Comme je vous le disais, ce n’est pas la première méthode découverte permettant de découper une partie de l’ADN, mais c’est certainement la plus simple (jusqu’à présent) et celle qui soulève le plus d’enthousiasme au sein de la communauté scientifique… et de celle des investisseurs.
Pourquoi ? Parce que la technologie CRISPR-Cas pourrait, dans quelques années, nous permettre de réaliser d’incroyables progrès en matière de traitements contre des maladies comme le cancer, les maladies génétiques, le VIH ou encore, et avouez que cela fait rêver, contre les effets de l’âge sur notre ADN et notre corps…
Du CRISPR dans votre yaourt
Mais avant de rêver, gardons encore un peu les pieds sur terre. Car les premières applications des CRISPR, il y a de grandes chances que… vous les ingurgitiez si vous êtes adepte des yaourts ou du fromage industriel.
Souvenez-vous : hier, nous avions vu que la capacité de « vaccin contre les virus » du CRISPR avait été découverte par des chercheurs travaillant pour un industriel laitier danois. Logique donc qu’une des premières utilisations commerciales de ce mécanisme reste dans le domaine fromager.
Plusieurs entreprises se sont spécialisées dans la culture et la commercialisation de bactéries équipées du mécanisme CRISPR.
Bactéries qui sont utilisées par l’industrie agroalimentaire pour repousser la date limite de consommation de vos produits laitiers.
Miam.
Le mécanisme CRISPR sert aussi déjà dans l’agro-ingénierie. Pour résumer, commencent à apparaître des céréales, des légumineux ou des fruits modifiés génétiquement via CRISPR pour être plus résistants à certaines maladies, au stress climatique ou tout simplement pour augmenter leur qualité nutritionnelle. Re-miam.
CRISPR pourrait aussi servir d’arme de choc dans la lutte contre certains parasites, et donc certaines maladies. Je vais passer rapidement sur le processus pour ne pas vous bombarder d’une avalanche d’informations qui vous donnerait envie de fuir alors que le meilleur (le plus prometteur du moins) est à venir. Résumons donc rapidement le potentiel de ces recherches.
Prenons un moustique. Du genre de ceux qui propagent si facilement le paludisme. Imaginez que, par exemple, on modifie l’ADN de plusieurs centaines (ou milliers) de ces insectes via la méthode CRISPR pour les rendre moins virulents et, qu’ensuite, on les relâche dans la nature.

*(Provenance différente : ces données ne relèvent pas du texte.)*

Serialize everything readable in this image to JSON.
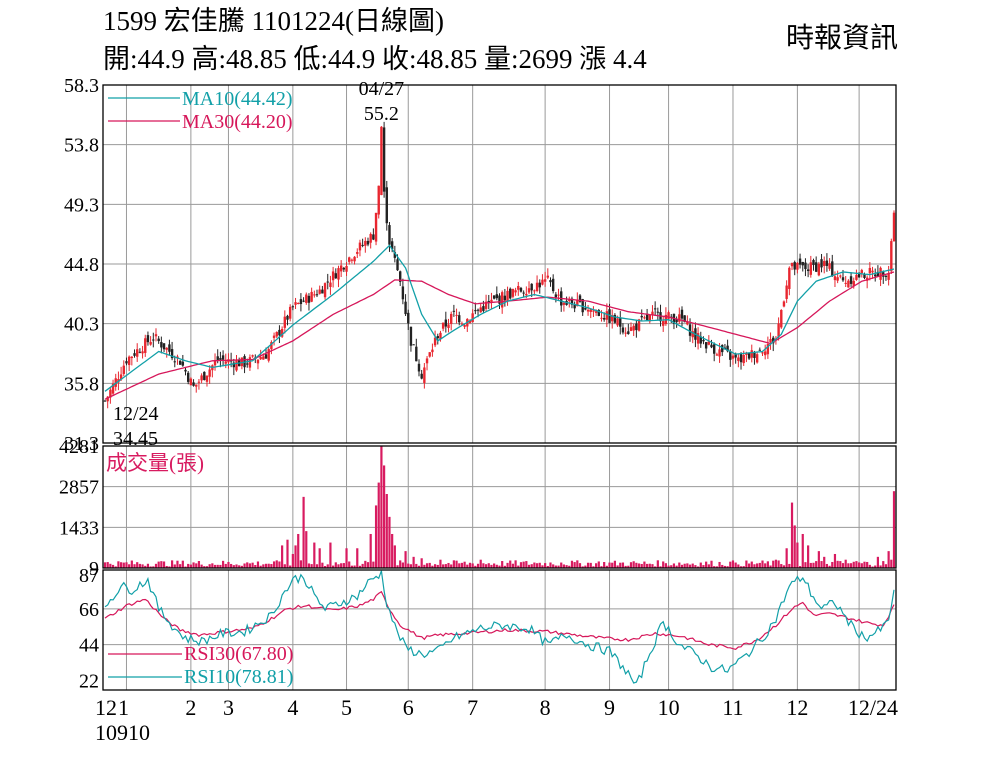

Normalement, au bout de quelque temps, croisement après croisement et génération après génération, vous obtenez une population de moustiques bien moins dangereux faisant ainsi chuter la propagation du paludisme.

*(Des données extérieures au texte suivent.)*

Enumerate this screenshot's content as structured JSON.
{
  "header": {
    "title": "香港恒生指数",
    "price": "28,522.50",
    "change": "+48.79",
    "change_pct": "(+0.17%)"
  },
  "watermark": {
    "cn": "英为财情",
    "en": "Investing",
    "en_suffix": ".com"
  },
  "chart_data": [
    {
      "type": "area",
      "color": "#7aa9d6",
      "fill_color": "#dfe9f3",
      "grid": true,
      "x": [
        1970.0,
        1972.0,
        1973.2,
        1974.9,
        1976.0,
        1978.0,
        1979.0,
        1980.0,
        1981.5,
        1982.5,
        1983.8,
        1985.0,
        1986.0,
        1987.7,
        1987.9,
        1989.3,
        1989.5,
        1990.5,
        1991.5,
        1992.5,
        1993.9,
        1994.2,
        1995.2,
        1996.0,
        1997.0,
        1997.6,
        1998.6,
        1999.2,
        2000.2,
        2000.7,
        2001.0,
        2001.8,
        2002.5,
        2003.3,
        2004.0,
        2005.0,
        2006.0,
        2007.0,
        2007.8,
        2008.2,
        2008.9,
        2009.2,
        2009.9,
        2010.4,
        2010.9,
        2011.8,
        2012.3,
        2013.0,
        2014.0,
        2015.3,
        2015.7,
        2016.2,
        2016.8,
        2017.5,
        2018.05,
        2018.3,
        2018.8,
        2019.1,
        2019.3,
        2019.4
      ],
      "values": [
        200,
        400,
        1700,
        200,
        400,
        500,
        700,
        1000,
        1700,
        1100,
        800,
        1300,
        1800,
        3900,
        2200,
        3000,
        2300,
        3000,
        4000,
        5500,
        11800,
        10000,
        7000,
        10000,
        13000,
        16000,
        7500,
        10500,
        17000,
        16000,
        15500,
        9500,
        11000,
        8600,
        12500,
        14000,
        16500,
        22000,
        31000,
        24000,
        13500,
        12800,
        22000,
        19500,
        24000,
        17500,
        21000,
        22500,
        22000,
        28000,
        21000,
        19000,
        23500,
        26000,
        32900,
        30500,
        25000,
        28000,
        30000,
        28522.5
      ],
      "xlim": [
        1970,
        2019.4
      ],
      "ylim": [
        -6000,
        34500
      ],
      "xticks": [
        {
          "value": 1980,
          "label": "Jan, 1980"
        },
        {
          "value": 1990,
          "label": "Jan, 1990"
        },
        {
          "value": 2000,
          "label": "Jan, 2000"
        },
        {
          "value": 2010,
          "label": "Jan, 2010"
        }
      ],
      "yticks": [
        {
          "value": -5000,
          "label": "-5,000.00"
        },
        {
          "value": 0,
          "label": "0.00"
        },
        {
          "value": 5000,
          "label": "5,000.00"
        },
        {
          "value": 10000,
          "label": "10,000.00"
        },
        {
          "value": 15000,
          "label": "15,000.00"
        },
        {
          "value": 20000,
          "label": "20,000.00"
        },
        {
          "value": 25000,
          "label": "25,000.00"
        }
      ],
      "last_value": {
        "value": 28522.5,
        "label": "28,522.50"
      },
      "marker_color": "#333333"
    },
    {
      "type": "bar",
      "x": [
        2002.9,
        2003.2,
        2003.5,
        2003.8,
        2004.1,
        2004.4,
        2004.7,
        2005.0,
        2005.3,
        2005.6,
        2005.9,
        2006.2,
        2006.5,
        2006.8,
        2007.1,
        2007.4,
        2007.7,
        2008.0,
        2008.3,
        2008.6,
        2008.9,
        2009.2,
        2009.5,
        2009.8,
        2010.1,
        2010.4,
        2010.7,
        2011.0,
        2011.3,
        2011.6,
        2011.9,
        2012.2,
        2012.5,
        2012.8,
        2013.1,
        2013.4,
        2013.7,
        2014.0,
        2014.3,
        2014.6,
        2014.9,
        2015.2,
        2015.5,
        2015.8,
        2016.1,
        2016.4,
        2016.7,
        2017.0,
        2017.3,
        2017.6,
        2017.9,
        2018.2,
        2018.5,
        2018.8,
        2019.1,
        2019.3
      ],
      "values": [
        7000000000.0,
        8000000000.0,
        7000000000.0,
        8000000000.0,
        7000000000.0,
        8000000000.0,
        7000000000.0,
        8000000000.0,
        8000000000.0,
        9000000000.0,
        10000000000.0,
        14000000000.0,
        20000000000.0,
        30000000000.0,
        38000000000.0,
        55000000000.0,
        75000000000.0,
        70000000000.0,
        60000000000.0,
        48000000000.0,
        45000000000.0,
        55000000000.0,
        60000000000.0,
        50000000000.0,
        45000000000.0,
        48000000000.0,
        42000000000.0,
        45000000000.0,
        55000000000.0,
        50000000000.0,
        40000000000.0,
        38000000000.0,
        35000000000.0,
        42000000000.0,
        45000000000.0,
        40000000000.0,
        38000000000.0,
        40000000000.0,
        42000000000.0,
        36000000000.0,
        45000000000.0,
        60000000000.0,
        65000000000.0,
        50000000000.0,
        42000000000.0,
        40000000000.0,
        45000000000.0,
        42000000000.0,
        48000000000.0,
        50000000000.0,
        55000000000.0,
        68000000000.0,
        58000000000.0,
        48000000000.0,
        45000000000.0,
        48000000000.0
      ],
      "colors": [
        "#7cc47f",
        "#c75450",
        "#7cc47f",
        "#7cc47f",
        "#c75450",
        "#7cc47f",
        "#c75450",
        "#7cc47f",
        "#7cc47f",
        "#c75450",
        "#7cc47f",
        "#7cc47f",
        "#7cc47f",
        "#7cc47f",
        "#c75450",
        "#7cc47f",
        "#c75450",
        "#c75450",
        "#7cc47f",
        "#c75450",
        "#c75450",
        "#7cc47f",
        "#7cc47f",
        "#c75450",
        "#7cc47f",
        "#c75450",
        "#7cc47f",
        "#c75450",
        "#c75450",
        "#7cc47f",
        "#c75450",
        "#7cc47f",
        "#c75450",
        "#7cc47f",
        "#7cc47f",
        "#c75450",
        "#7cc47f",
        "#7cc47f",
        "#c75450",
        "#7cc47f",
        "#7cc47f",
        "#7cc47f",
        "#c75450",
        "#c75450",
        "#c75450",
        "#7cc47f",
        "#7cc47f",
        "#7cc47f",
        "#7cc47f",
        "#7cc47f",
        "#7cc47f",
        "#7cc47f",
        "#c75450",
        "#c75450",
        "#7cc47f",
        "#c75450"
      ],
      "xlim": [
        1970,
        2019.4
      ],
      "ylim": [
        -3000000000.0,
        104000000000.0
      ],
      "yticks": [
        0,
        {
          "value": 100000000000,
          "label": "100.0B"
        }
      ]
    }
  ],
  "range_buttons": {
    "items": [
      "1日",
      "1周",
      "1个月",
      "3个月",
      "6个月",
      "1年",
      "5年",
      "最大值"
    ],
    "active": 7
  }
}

Bien, voilà donc certains des champs possibles d’application de la technologie CRISPR. Mais, une nouvelle fois, ce n’est pas ce qui a suscité un tel enthousiasme au sein de la communauté scientifique. Un yaourt qui résiste mieux aux virus et à la pourriture, c’est bien utile, mais cela ne va pas bouleverser l’humanité.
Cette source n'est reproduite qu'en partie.